Sometimes I feel like art has become something of a dirty word among many writers. If we’re serious about writing (and oh, are we ever serious), then we discuss craft a great deal. Sometimes we even bite the bullet and talk about business and the industry in ways that are more thoughtful than reactionary and more intelligent than just following the herd. (Sometimes we freak out instead.) We can be inspirational within certain boundaries. But art. Yes, art is a loaded word.
When we hear others speak about art, perhaps we imagine the dilettante artist who never actually writes anything. Or perhaps we think about those who start with a message and try to slap their audience in the face with it. Or perhaps we think of something inaccessible, like the serialist movement in music that I was talking about on Tuesday. The starving artist comes to mind, the irresponsible flake who needs to be talked down from the ledge by the long-suffering editor, the tortured soul who has a room filled with crumpled pieces of paper (see the recent movie Limitless, in which the writer portrayed has nothing to do with reality whatsoever).
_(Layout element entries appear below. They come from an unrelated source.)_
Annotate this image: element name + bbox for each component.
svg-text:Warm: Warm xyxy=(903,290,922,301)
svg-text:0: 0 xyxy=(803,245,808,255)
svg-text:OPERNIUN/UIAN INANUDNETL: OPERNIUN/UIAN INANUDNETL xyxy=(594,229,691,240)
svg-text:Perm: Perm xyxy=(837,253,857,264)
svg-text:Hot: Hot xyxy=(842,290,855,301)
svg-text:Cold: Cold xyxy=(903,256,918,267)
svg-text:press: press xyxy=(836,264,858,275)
And yet, this is not how art needs to be, and this is not how we must define ourselves as artists. Art doesn’t have to mean any of these things. Instead, it is an essential leg in the tripod of the writer.
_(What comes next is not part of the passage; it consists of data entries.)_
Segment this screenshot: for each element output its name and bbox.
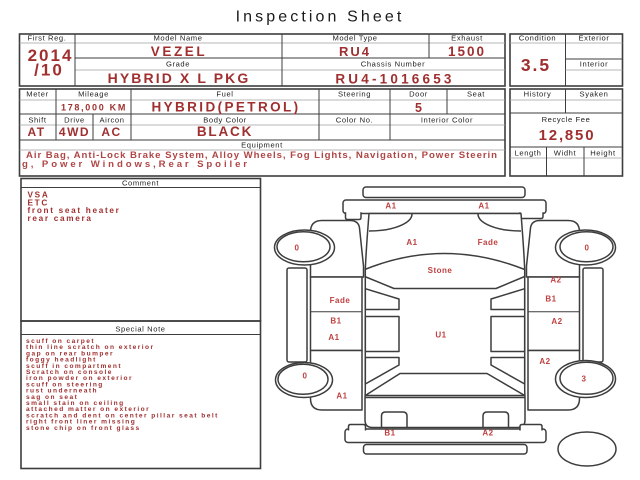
svg-text:4WD: 4WD xyxy=(59,125,90,139)
svg-text:Recycle Fee: Recycle Fee xyxy=(542,115,591,124)
svg-text:Interior: Interior xyxy=(580,60,608,69)
svg-text:A2: A2 xyxy=(550,276,561,285)
svg-text:Fade: Fade xyxy=(330,296,351,305)
svg-text:Drive: Drive xyxy=(64,115,85,124)
svg-text:BLACK: BLACK xyxy=(197,124,253,139)
svg-text:A2: A2 xyxy=(482,429,493,438)
svg-text:Syaken: Syaken xyxy=(580,90,609,99)
svg-text:3: 3 xyxy=(582,375,587,384)
svg-text:Interior Color: Interior Color xyxy=(421,115,473,124)
svg-text:RU4-1016653: RU4-1016653 xyxy=(335,72,454,87)
svg-text:Exterior: Exterior xyxy=(579,34,610,43)
svg-text:A1: A1 xyxy=(336,392,347,401)
svg-text:Chassis Number: Chassis Number xyxy=(361,60,426,69)
svg-text:Condition: Condition xyxy=(519,34,556,43)
svg-text:Meter: Meter xyxy=(26,90,48,99)
svg-text:B1: B1 xyxy=(330,317,341,326)
svg-text:HYBRID X L PKG: HYBRID X L PKG xyxy=(108,70,251,86)
svg-text:Mileage: Mileage xyxy=(78,90,109,99)
svg-text:/10: /10 xyxy=(34,61,64,80)
svg-text:0: 0 xyxy=(585,244,590,253)
svg-text:Exhaust: Exhaust xyxy=(451,34,483,43)
svg-text:Shift: Shift xyxy=(28,115,46,124)
svg-text:First Reg.: First Reg. xyxy=(28,34,67,43)
svg-text:Comment: Comment xyxy=(122,179,159,188)
svg-text:Color No.: Color No. xyxy=(336,115,373,124)
svg-text:A1: A1 xyxy=(328,333,339,342)
svg-text:A2: A2 xyxy=(539,357,550,366)
svg-text:rear camera: rear camera xyxy=(28,214,93,223)
svg-text:A2: A2 xyxy=(551,317,562,326)
svg-text:RU4: RU4 xyxy=(339,44,371,59)
svg-text:Stone: Stone xyxy=(428,266,453,275)
svg-text:Fade: Fade xyxy=(478,238,499,247)
svg-text:Fuel: Fuel xyxy=(216,90,233,99)
svg-text:Inspection Sheet: Inspection Sheet xyxy=(236,9,405,26)
svg-text:U1: U1 xyxy=(435,331,446,340)
svg-text:12,850: 12,850 xyxy=(539,127,596,144)
svg-text:Aircon: Aircon xyxy=(99,115,124,124)
svg-text:Length: Length xyxy=(515,149,542,158)
svg-text:Grade: Grade xyxy=(166,60,190,69)
svg-text:Body Color: Body Color xyxy=(203,115,247,124)
svg-text:A1: A1 xyxy=(385,202,396,211)
svg-text:HYBRID(PETROL): HYBRID(PETROL) xyxy=(151,100,300,115)
svg-text:VEZEL: VEZEL xyxy=(151,44,208,59)
svg-text:5: 5 xyxy=(415,101,422,115)
svg-text:A1: A1 xyxy=(406,238,417,247)
svg-text:Seat: Seat xyxy=(467,90,485,99)
svg-text:B1: B1 xyxy=(384,429,395,438)
svg-text:A1: A1 xyxy=(478,202,489,211)
svg-text:0: 0 xyxy=(295,244,300,253)
svg-text:1500: 1500 xyxy=(448,44,486,59)
svg-text:Model Type: Model Type xyxy=(332,34,377,43)
svg-text:178,000 KM: 178,000 KM xyxy=(61,103,127,113)
svg-text:AC: AC xyxy=(101,125,121,139)
svg-text:Height: Height xyxy=(590,149,616,158)
svg-text:B1: B1 xyxy=(545,295,556,304)
svg-text:AT: AT xyxy=(27,125,45,139)
svg-text:3.5: 3.5 xyxy=(521,55,551,75)
svg-text:0: 0 xyxy=(303,372,308,381)
svg-text:stone chip on front glass: stone chip on front glass xyxy=(26,425,141,432)
svg-text:g, Power Windows,Rear Spoiler: g, Power Windows,Rear Spoiler xyxy=(22,159,250,170)
svg-text:History: History xyxy=(524,90,552,99)
svg-text:Special Note: Special Note xyxy=(115,325,165,334)
svg-text:Equipment: Equipment xyxy=(241,141,283,150)
svg-text:Model Name: Model Name xyxy=(153,34,202,43)
svg-text:Steering: Steering xyxy=(338,90,371,99)
svg-text:Door: Door xyxy=(409,90,428,99)
svg-text:Widht: Widht xyxy=(554,149,577,158)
Here’s how the system works: A good grasp of craft means that we produce sellable and marketable works, which helps our business. It also means that we have the tools at our disposable to create art that works, that really does evoke emotion and help us see the world differently. Craft is essential.
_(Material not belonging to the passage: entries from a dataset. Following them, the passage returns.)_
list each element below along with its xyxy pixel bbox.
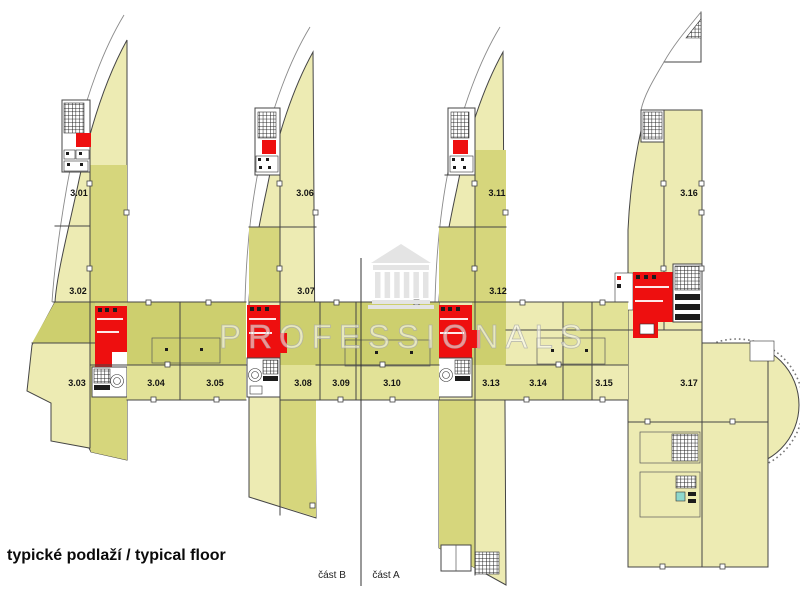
- stair-hatch: [258, 112, 276, 138]
- room-label-3-15: 3.15: [595, 378, 613, 388]
- page-title: typické podlaží / typical floor: [7, 547, 226, 564]
- band-seg3-lower-left: [506, 365, 592, 400]
- terrace-notch: [750, 341, 774, 361]
- stair-hatch: [451, 112, 469, 138]
- room-label-3-11: 3.11: [488, 188, 505, 198]
- room-label-3-07: 3.07: [297, 286, 315, 296]
- room-label-3-09: 3.09: [332, 378, 350, 388]
- section-label-b: část B: [318, 570, 346, 581]
- fixture-teal: [676, 492, 685, 501]
- stair-hatch: [64, 103, 84, 133]
- wing-2-olive-strip-lower: [280, 400, 316, 517]
- watermark-text: PROFESSIONALS: [219, 318, 589, 355]
- stair-hatch: [672, 434, 698, 461]
- room-label-3-08: 3.08: [294, 378, 312, 388]
- wing-1-core: [92, 306, 127, 397]
- wing-2-top-core: [255, 108, 280, 175]
- elevator-circle: [440, 369, 453, 382]
- room-label-3-12: 3.12: [489, 286, 507, 296]
- wing-3-olive-strip-lower: [439, 400, 475, 568]
- stair-hatch: [455, 360, 470, 374]
- wing-1-band-cell: [32, 302, 95, 343]
- room-label-3-13: 3.13: [482, 378, 500, 388]
- elevator-red: [76, 133, 91, 147]
- room-label-3-17: 3.17: [680, 378, 698, 388]
- section-label-a: část A: [372, 570, 400, 581]
- room-label-3-05: 3.05: [206, 378, 224, 388]
- stair-hatch: [263, 360, 278, 374]
- stair-hatch: [643, 112, 662, 139]
- stair-hatch: [475, 552, 499, 574]
- wing-3-top-core: [448, 108, 475, 175]
- stair-hatch: [675, 266, 700, 290]
- wing-1-top-core: [62, 100, 91, 172]
- room-label-3-14: 3.14: [529, 378, 547, 388]
- wing-1: [27, 15, 127, 460]
- wing-2: [245, 27, 316, 518]
- elevator-red: [453, 140, 468, 154]
- floor-plan-page: 3.01 3.02 3.03 3.04 3.05 3.06 3.07 3.08 …: [0, 0, 800, 599]
- wing-3-olive-room: [439, 227, 475, 302]
- room-label-3-10: 3.10: [383, 378, 401, 388]
- elevator-circle: [111, 375, 124, 388]
- wing-3: [435, 27, 506, 585]
- wing-4-top-core: [641, 110, 664, 142]
- temple-icon: [368, 244, 434, 309]
- wing-3-olive-strip: [475, 150, 506, 302]
- wing-2-olive-room: [249, 227, 280, 302]
- elevator-red: [262, 140, 276, 154]
- room-label-3-03: 3.03: [68, 378, 86, 388]
- floor-plan-canvas: 3.01 3.02 3.03 3.04 3.05 3.06 3.07 3.08 …: [0, 0, 800, 599]
- room-label-3-01: 3.01: [70, 188, 88, 198]
- wing-4: [615, 12, 800, 567]
- room-label-3-16: 3.16: [680, 188, 698, 198]
- band-seg1-lower: [127, 365, 246, 400]
- elevator-circle: [249, 369, 262, 382]
- room-label-3-02: 3.02: [69, 286, 87, 296]
- stair-hatch: [94, 369, 110, 383]
- room-label-3-06: 3.06: [296, 188, 314, 198]
- room-label-3-04: 3.04: [147, 378, 165, 388]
A good grasp of business means that we can get our work out into the world. This facilitates its purpose as art to communicate. It’s also always nice to avoid being screwed and to get paid for our work, which helps us continue both our craft and our art.
An acceptance of our work as art keeps us inspired. It encourages us to keep improving our craft so that we can achieve more through our words, and it challenges us to learn the business side so that we can achieve greater impact.
Lose touch with the business aspect and we cannot support ourselves or get our work out into the world. Lose touch with the craft aspect and we cannot write well enough to be effective. Lose touch with our work as art and we flirt with a sense of futility and forget to take risks.
I tend to neglect the art aspect that reminds me of my purpose and pour all my energy into craft and business. This choice, I tell myself, makes me a serious writer.
But I am wrong. My best work doesn’t happen when I only have two of my cornerstones. It takes place when I remember all three and dare to write bigger. It takes place when I accept that I am a businesswoman, a craftsperson, AND an artist.